Anna Kendrick admits watching movies ‘was ruined’ after becoming an actor
“When a movie is really bad, it’s a lot worse,” Kendrick said when he found out about “how the sausage is made.”
Anna Kendrick had to get used to learning how hot dogs are made in Hollywood.
The Oscar-nominated actress told First We Feast’s “Hot Ones” series that movies “kind of ruined” her as an audience member after she first started out in the film industry. Kendrick made his film debut in 2003, followed by Twilight, Scott Pilgrim vs. He starred in The World and Pitch Perfect, while receiving an Oscar nomination for Up in the Air.
“I think when you start making movies, there’s a period of time where they kind of fall apart because you’re just thinking behind the scenes and how the sausage is made,” Kendrick said. “And now I feel like it’s just kind of second nature, a running script in my head.”
The ‘A Simple Favor’ star continued: ‘So when a movie is really bad, it’s that much worse because I see ‘Why that choice? It would have been so easy to do that or whatever. And if it’s good, the running script isn’t just, “I’m immersed, and it’s great.” There’s a running thing in the background, like, “My God, every class made it.” I kind of get this bonus credit for these people who came together and made this thing.
“Dear Alice” actor-producer Kendrick recently told IndieWire that he was warned that it was written early in his career.
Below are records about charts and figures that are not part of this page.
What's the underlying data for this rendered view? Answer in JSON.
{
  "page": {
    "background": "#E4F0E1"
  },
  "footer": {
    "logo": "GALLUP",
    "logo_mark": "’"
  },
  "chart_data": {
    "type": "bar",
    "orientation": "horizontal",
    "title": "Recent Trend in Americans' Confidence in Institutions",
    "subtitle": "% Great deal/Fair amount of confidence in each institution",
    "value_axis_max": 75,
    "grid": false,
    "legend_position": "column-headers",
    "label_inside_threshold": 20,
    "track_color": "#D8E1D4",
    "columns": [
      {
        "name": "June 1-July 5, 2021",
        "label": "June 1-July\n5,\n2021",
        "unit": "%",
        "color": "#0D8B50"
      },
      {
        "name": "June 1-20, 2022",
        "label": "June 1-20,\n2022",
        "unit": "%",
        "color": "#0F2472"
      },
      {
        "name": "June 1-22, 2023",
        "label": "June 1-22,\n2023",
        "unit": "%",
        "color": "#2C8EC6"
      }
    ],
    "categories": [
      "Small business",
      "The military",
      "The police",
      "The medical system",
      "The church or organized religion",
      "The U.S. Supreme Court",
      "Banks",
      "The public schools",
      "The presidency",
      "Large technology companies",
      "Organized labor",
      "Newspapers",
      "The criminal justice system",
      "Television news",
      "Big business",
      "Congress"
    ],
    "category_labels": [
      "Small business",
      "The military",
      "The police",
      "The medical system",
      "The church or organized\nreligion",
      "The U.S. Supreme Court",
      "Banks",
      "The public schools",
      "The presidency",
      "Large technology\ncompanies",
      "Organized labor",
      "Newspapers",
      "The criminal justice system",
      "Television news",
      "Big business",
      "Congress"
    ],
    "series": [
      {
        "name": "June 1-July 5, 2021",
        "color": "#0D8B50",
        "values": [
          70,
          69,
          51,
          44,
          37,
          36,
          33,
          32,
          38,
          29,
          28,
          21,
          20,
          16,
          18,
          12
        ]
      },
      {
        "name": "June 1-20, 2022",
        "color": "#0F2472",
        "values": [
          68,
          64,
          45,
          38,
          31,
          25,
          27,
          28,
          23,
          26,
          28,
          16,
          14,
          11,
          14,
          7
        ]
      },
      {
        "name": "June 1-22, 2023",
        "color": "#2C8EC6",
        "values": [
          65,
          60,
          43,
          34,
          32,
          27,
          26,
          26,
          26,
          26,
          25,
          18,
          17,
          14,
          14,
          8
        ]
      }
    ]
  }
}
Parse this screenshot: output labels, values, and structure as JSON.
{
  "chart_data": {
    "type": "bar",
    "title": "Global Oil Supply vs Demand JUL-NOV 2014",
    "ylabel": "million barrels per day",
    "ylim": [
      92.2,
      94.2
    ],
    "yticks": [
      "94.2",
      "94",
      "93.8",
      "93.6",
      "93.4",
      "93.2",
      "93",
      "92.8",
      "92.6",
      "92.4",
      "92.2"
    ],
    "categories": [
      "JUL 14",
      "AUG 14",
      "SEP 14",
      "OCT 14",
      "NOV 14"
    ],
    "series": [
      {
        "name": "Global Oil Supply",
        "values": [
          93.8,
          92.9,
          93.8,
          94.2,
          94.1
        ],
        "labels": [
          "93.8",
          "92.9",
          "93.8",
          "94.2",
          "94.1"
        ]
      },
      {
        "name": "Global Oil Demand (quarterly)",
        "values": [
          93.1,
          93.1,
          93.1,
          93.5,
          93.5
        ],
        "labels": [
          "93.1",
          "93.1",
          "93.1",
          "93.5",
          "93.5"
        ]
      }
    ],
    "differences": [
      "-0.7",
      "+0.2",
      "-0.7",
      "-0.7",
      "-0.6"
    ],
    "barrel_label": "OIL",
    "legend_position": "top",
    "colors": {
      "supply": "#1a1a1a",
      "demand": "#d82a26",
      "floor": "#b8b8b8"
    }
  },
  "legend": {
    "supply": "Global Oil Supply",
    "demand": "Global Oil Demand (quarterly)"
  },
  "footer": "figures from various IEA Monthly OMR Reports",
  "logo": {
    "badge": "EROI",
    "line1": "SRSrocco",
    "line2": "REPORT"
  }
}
“Someone said something to me right after ‘Up in the Air’ came out that said, ‘Everything you’re going to offer now will be exactly what you just did.’ Because in an industry that’s supposed to be so creative, people have very short memories and they really want to take the easy way out,” Kendrick said. “So basically they’re going to offer you a bunch of things that are exactly the same as what you just did, and then you end up doing something else and you’re going to be offered only that thing.”
Kendrick continued, “And this person said, ‘I know this happens to everyone, including Meryl Streep, so it has nothing to do with you. It’s just that people think of it as the last thing they remember you by and it’s going to be an uphill battle your whole career,” he said. “I really think it was a gift to hear that early in my career because I kind of expected it and I don’t take it too personally. I’m just like, “Oh, this is what I’ll be swimming against my whole career, even a decade from now.”